What is Kaizen?

In short, Kaizen is about taking small actions to achieve large lasting results.  It can be used in two ways...

  1. You can use small trivial steps to achieve a large goal.

  2. Or, you can use small trivial moments to learn large lessons.

The word Kaizen is Japanese and literally means good change.  

Kai - change

Zen - good

In the business world, it is often applied to improvement of processes and procedures.  The same could be said for it’s application in our personal lives as we make changes in our everyday process of living.

The method is not simply about change, but about the making small changes over time that last, instead of immediate big changes that are often short lived.

A good example is the big New Year’s resolution that gets of to a great start in January, and then fades away by March only to be repeated next year.  Some studies show that people go through this cycle an average of 10 times before achieving success!

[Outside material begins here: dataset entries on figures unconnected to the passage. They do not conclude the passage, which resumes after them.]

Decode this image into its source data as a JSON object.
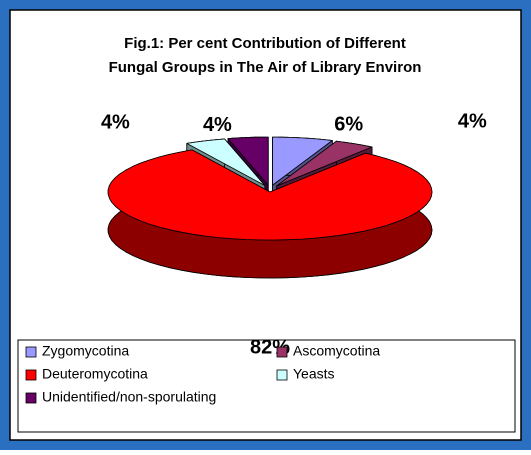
{
  "chart_data": {
    "type": "pie3d",
    "title": [
      "Fig.1: Per cent Contribution of Different",
      "Fungal Groups in The Air of Library Environ"
    ],
    "categories": [
      "Zygomycotina",
      "Ascomycotina",
      "Deuteromycotina",
      "Yeasts",
      "Unidentified/non-sporulating"
    ],
    "values": [
      6,
      4,
      82,
      4,
      4
    ],
    "value_labels": [
      "6%",
      "4%",
      "82%",
      "4%",
      "4%"
    ],
    "colors": [
      "#9999ff",
      "#993366",
      "#ff0000",
      "#ccffff",
      "#660066"
    ],
    "legend": "bottom"
  }
}
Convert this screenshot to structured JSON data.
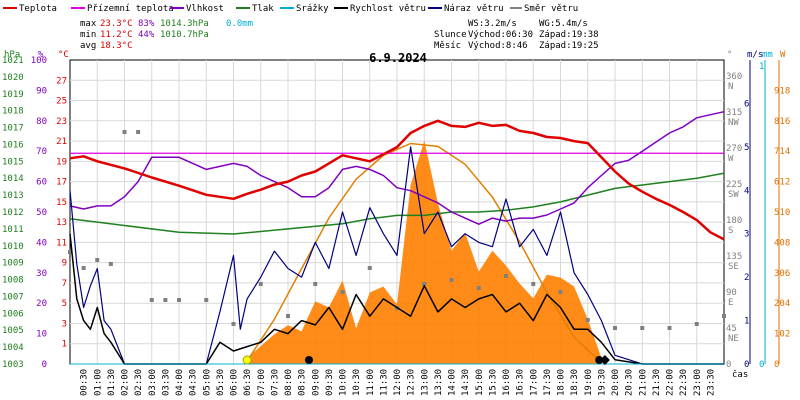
{
  "chart_data": {
    "type": "line",
    "title": "6.9.2024",
    "xlabel": "čas",
    "x_labels": [
      "00:30",
      "01:00",
      "01:30",
      "02:00",
      "02:30",
      "03:00",
      "03:30",
      "04:00",
      "04:30",
      "05:00",
      "05:30",
      "06:00",
      "06:30",
      "07:00",
      "07:30",
      "08:00",
      "08:30",
      "09:00",
      "09:30",
      "10:00",
      "10:30",
      "11:00",
      "11:30",
      "12:00",
      "12:30",
      "13:00",
      "13:30",
      "14:00",
      "14:30",
      "15:00",
      "15:30",
      "16:00",
      "16:30",
      "17:00",
      "17:30",
      "18:00",
      "18:30",
      "19:00",
      "19:30",
      "20:00",
      "20:30",
      "21:00",
      "21:30",
      "22:00",
      "22:30",
      "23:00",
      "23:30"
    ],
    "legend": [
      {
        "name": "Teplota",
        "color": "#e00000"
      },
      {
        "name": "Přízemní teplota",
        "color": "#e000e0"
      },
      {
        "name": "Vlhkost",
        "color": "#8000c0"
      },
      {
        "name": "Tlak",
        "color": "#208020"
      },
      {
        "name": "Srážky",
        "color": "#00b0d0"
      },
      {
        "name": "Rychlost větru",
        "color": "#000000"
      },
      {
        "name": "Náraz větru",
        "color": "#000080"
      },
      {
        "name": "Směr větru",
        "color": "#808080"
      }
    ],
    "stats": {
      "max_label": "max",
      "min_label": "min",
      "avg_label": "avg",
      "max_temp": "23.3°C",
      "max_hum": "83%",
      "max_press": "1014.3hPa",
      "max_rain": "0.0mm",
      "min_temp": "11.2°C",
      "min_hum": "44%",
      "min_press": "1010.7hPa",
      "avg_temp": "18.3°C"
    },
    "wind_info": {
      "ws": "WS:3.2m/s",
      "wg": "WG:5.4m/s",
      "sun_label": "Slunce",
      "sunrise": "Východ:06:30",
      "sunset": "Západ:19:38",
      "moon_label": "Měsíc",
      "moonrise": "Východ:8:46",
      "moonset": "Západ:19:25"
    },
    "axis_units": {
      "pressure": "hPa",
      "humidity": "%",
      "temperature": "°C",
      "direction": "°",
      "wind": "m/s",
      "rain": "mm",
      "solar": "W"
    },
    "pressure_axis": {
      "min": 1003,
      "max": 1021,
      "ticks": [
        "1021",
        "1020",
        "1019",
        "1018",
        "1017",
        "1016",
        "1015",
        "1014",
        "1013",
        "1012",
        "1011",
        "1010",
        "1009",
        "1008",
        "1007",
        "1006",
        "1005",
        "1004",
        "1003"
      ]
    },
    "humidity_axis": {
      "min": 0,
      "max": 100,
      "ticks": [
        "100",
        "90",
        "80",
        "70",
        "60",
        "50",
        "40",
        "30",
        "20",
        "10",
        "0"
      ]
    },
    "temperature_axis": {
      "min": -1,
      "max": 29,
      "ticks": [
        "27",
        "25",
        "23",
        "21",
        "19",
        "17",
        "15",
        "13",
        "11",
        "9",
        "7",
        "5",
        "3",
        "1"
      ]
    },
    "direction_axis": {
      "min": 0,
      "max": 380,
      "ticks": [
        "360",
        "315",
        "270",
        "225",
        "180",
        "135",
        "90",
        "45",
        "0"
      ],
      "labels": [
        "N",
        "NW",
        "W",
        "SW",
        "S",
        "SE",
        "E",
        "NE",
        ""
      ]
    },
    "wind_axis": {
      "min": 0,
      "max": 7,
      "ticks": [
        "6",
        "5",
        "4",
        "3",
        "2",
        "1",
        "0"
      ]
    },
    "rain_axis": {
      "ticks": [
        "1",
        "0"
      ]
    },
    "solar_axis": {
      "min": 0,
      "max": 1020,
      "ticks": [
        "918",
        "816",
        "714",
        "612",
        "510",
        "408",
        "306",
        "204",
        "102",
        "0"
      ]
    },
    "reference_line": {
      "name": "Přízemní teplota reference",
      "value_celsius": 19.8
    },
    "series": {
      "temperature": {
        "unit": "°C",
        "x": [
          0,
          0.5,
          1,
          2,
          3,
          4,
          5,
          6,
          6.5,
          7,
          7.5,
          8,
          8.5,
          9,
          9.5,
          10,
          10.5,
          11,
          11.5,
          12,
          12.5,
          13,
          13.5,
          14,
          14.5,
          15,
          15.5,
          16,
          16.5,
          17,
          17.5,
          18,
          18.5,
          19,
          19.5,
          20,
          20.5,
          21,
          21.5,
          22,
          22.5,
          23,
          23.5,
          24
        ],
        "y": [
          19.3,
          19.5,
          19,
          18.3,
          17.4,
          16.6,
          15.7,
          15.3,
          15.8,
          16.2,
          16.7,
          17.0,
          17.6,
          18.0,
          18.8,
          19.6,
          19.3,
          19.0,
          19.7,
          20.4,
          21.8,
          22.5,
          23.0,
          22.5,
          22.4,
          22.8,
          22.5,
          22.6,
          22.0,
          21.8,
          21.4,
          21.3,
          21.0,
          20.8,
          19.4,
          18.0,
          16.8,
          16.0,
          15.3,
          14.7,
          14.0,
          13.2,
          12.0,
          11.3
        ]
      },
      "humidity": {
        "unit": "%",
        "x": [
          0,
          0.5,
          1,
          1.5,
          2,
          2.5,
          3,
          4,
          5,
          6,
          6.5,
          7,
          7.5,
          8,
          8.5,
          9,
          9.5,
          10,
          10.5,
          11,
          11.5,
          12,
          12.5,
          13,
          13.5,
          14,
          14.5,
          15,
          15.5,
          16,
          16.5,
          17,
          17.5,
          18,
          18.5,
          19,
          19.5,
          20,
          20.5,
          21,
          21.5,
          22,
          22.5,
          23,
          23.5,
          24
        ],
        "y": [
          52,
          51,
          52,
          52,
          55,
          60,
          68,
          68,
          64,
          66,
          65,
          62,
          60,
          58,
          55,
          55,
          58,
          64,
          65,
          64,
          62,
          58,
          57,
          55,
          53,
          50,
          48,
          46,
          48,
          47,
          48,
          48,
          49,
          51,
          53,
          58,
          62,
          66,
          67,
          70,
          73,
          76,
          78,
          81,
          82,
          83
        ]
      },
      "pressure": {
        "unit": "hPa",
        "x": [
          0,
          2,
          4,
          6,
          8,
          10,
          11,
          12,
          13,
          14,
          15,
          16,
          17,
          18,
          19,
          20,
          21,
          22,
          23,
          24
        ],
        "y": [
          1011.6,
          1011.2,
          1010.8,
          1010.7,
          1011.0,
          1011.3,
          1011.6,
          1011.8,
          1011.8,
          1012.0,
          1012.0,
          1012.1,
          1012.3,
          1012.6,
          1013.0,
          1013.4,
          1013.6,
          1013.8,
          1014.0,
          1014.3
        ]
      },
      "wind_speed": {
        "unit": "m/s",
        "x": [
          0,
          0.25,
          0.5,
          0.75,
          1,
          1.25,
          1.5,
          2,
          3,
          4,
          5,
          5.5,
          6,
          6.5,
          7,
          7.5,
          8,
          8.5,
          9,
          9.5,
          10,
          10.5,
          11,
          11.5,
          12,
          12.5,
          13,
          13.5,
          14,
          14.5,
          15,
          15.5,
          16,
          16.5,
          17,
          17.5,
          18,
          18.5,
          19,
          19.5,
          20,
          21,
          22,
          23,
          24
        ],
        "y": [
          3,
          1.5,
          1,
          0.8,
          1.3,
          0.7,
          0.5,
          0,
          0,
          0,
          0,
          0.5,
          0.3,
          0.4,
          0.5,
          0.8,
          0.7,
          1,
          0.9,
          1.3,
          0.8,
          1.6,
          1.1,
          1.5,
          1.3,
          1.1,
          1.8,
          1.2,
          1.5,
          1.3,
          1.5,
          1.6,
          1.2,
          1.4,
          1.0,
          1.6,
          1.3,
          0.8,
          0.8,
          0.5,
          0.1,
          0,
          0,
          0,
          0
        ]
      },
      "wind_gust": {
        "unit": "m/s",
        "x": [
          0,
          0.25,
          0.5,
          0.75,
          1,
          1.25,
          1.5,
          2,
          3,
          4,
          5,
          5.5,
          6,
          6.25,
          6.5,
          7,
          7.5,
          8,
          8.5,
          9,
          9.5,
          10,
          10.5,
          11,
          11.5,
          12,
          12.5,
          13,
          13.5,
          14,
          14.5,
          15,
          15.5,
          16,
          16.5,
          17,
          17.5,
          18,
          18.5,
          19,
          19.5,
          20,
          21,
          22,
          23,
          24
        ],
        "y": [
          4,
          2.3,
          1.3,
          1.8,
          2.2,
          1.0,
          0.8,
          0,
          0,
          0,
          0,
          1.2,
          2.5,
          0.8,
          1.5,
          2.0,
          2.6,
          2.2,
          2.0,
          2.8,
          2.2,
          3.5,
          2.5,
          3.6,
          3.0,
          2.5,
          5.0,
          3.0,
          3.5,
          2.7,
          3.0,
          2.8,
          2.7,
          3.8,
          2.7,
          3.1,
          2.5,
          3.5,
          2.1,
          1.6,
          1.0,
          0.2,
          0,
          0,
          0,
          0
        ]
      },
      "solar_radiation": {
        "unit": "W",
        "x": [
          6.5,
          7,
          7.5,
          8,
          8.5,
          9,
          9.5,
          10,
          10.5,
          11,
          11.5,
          12,
          12.5,
          13,
          13.5,
          14,
          14.5,
          15,
          15.5,
          16,
          16.5,
          17,
          17.5,
          18,
          18.5,
          19,
          19.5
        ],
        "y": [
          20,
          60,
          100,
          130,
          110,
          210,
          190,
          280,
          120,
          240,
          260,
          200,
          600,
          750,
          540,
          380,
          440,
          310,
          380,
          330,
          270,
          220,
          300,
          290,
          260,
          150,
          20
        ]
      },
      "solar_model": {
        "unit": "W",
        "x": [
          6.5,
          7.5,
          8.5,
          9.5,
          10.5,
          11.5,
          12.5,
          13.5,
          14.5,
          15.5,
          16.5,
          17.5,
          18.5,
          19.5
        ],
        "y": [
          10,
          150,
          320,
          490,
          620,
          700,
          740,
          730,
          670,
          560,
          410,
          240,
          90,
          5
        ]
      },
      "wind_direction": {
        "unit": "°",
        "x": [
          0,
          0.5,
          1,
          1.5,
          2,
          2.5,
          3,
          3.5,
          4,
          5,
          6,
          7,
          8,
          9,
          10,
          11,
          12,
          13,
          14,
          15,
          16,
          17,
          18,
          19,
          20,
          21,
          22,
          23,
          24
        ],
        "y": [
          140,
          120,
          130,
          125,
          290,
          290,
          80,
          80,
          80,
          80,
          50,
          100,
          60,
          100,
          90,
          120,
          70,
          100,
          105,
          95,
          110,
          100,
          90,
          55,
          45,
          45,
          45,
          50,
          60
        ]
      },
      "rain": {
        "unit": "mm",
        "x": [
          0,
          24
        ],
        "y": [
          0,
          0
        ]
      }
    },
    "markers": [
      {
        "name": "sunrise",
        "time": 6.5
      },
      {
        "name": "moonrise",
        "time": 8.77
      },
      {
        "name": "moonset",
        "time": 19.42
      },
      {
        "name": "sunset",
        "time": 19.63
      }
    ]
  }
}
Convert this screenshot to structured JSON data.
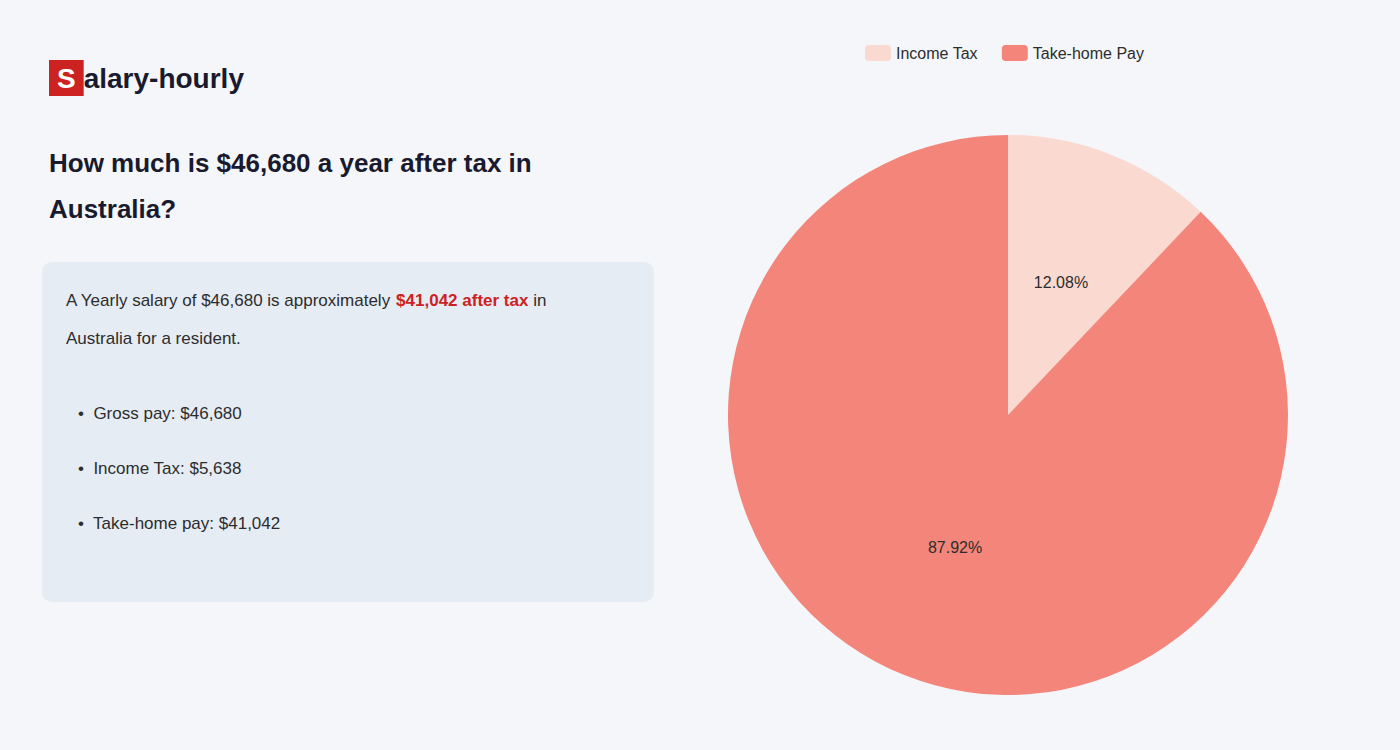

You don’t have to be one of those people.

Kaizen takes a big goal like reducing your portion size at mealtime and shaving it down to it’s bare minimum. For example, removing one spoonful of food from your plate before starting to eat your meal.

This is exactly the method I used with a couple of coworkers several years ago when we pledged to reduce our sugar intake by not having sugar in our coffee anymore.  We started with a half a pack less for about a week and then went down little by little, week by week until we didn’t use sugar anymore. I still don’t take sugar in my coffee until this day and that was over 15 years ago. And if I try to add sugar, I’ve found that I don’t even like the way it tastes in my coffee anymore!

This is just one example of how Kaizen has worked in my efforts to make and maintain changes in my life.

I think the approach my coffee crew took worked for a couple reasons.  

  1. The change was small enough that it didn't feel like a big deal.

  2. I had friends to encourage me and hold me accountable. (I’ll share more more on the power of teams later)

I think you’d agree that the easiest changes to make and maintain are the ones that seem effortless.  And when you know how to wield the power of Kaizen, you can make pretty much any change effortless.